On 05/10/17 20:38, Stephan Houben wrote:
> Op 2017-10-05, Thomas Nyberg schreef <tomuxiong at gmx.com>:
>> Btw if anyone knows a better way to handle this sort of thing, I'm all
>> ears. Given my current implementation I could use any compression that
>> works with stdin/stdout as long as I could sort out the waiting on the
>> subprocess. In fact, bzip2 is probably more than I need...I've half used
>> it out of habit rather than anything else.
> lzma ("xv" format) compression is generally both better and faster than
> bzip2. So that gives you already some advantage.

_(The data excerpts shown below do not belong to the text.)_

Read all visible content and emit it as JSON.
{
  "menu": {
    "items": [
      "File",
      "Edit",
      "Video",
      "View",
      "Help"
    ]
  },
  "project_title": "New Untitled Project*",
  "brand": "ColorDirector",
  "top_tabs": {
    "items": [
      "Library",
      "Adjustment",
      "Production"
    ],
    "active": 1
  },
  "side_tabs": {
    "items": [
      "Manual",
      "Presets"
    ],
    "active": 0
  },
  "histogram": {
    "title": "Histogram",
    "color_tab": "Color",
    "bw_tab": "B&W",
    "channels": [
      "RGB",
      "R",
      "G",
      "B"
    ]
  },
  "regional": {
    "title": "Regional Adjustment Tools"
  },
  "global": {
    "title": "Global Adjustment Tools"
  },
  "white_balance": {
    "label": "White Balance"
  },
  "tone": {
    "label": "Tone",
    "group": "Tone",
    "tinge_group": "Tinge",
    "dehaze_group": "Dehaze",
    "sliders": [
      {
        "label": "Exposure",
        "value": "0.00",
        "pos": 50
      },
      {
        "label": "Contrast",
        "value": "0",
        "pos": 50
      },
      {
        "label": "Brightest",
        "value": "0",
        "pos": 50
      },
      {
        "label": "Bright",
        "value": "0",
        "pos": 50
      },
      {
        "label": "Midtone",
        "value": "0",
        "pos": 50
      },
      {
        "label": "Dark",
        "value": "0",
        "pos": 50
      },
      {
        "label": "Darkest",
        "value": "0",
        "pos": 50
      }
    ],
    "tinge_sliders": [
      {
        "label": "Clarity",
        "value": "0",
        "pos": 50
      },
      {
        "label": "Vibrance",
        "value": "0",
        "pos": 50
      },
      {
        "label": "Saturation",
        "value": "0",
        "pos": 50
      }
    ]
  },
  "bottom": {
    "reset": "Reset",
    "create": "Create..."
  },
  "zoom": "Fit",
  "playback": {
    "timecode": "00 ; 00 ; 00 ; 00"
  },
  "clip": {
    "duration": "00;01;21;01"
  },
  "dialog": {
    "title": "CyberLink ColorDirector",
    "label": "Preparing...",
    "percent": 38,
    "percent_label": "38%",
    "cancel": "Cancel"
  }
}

> Moreover, the Python lzma docs say:
> "When opening a file for reading, the input file may be the concatenation
> of multiple separate compressed streams. These are transparently decoded
> as a single logical stream."
> This seems to open the possibility to simply divide your input into,
> say, 100 MB blocks, compress each of them in a separate thread/process
> and then concatenate them. 

Perhaps, but

 - this will probably be less space-efficient (by a small enough
fraction, if your blocks are large enough)
 - this *might* be a Python implementation detail (I doubt that, but who
 - this obviously won't work for decompression unless you know a priori
that there are division points, and where they are.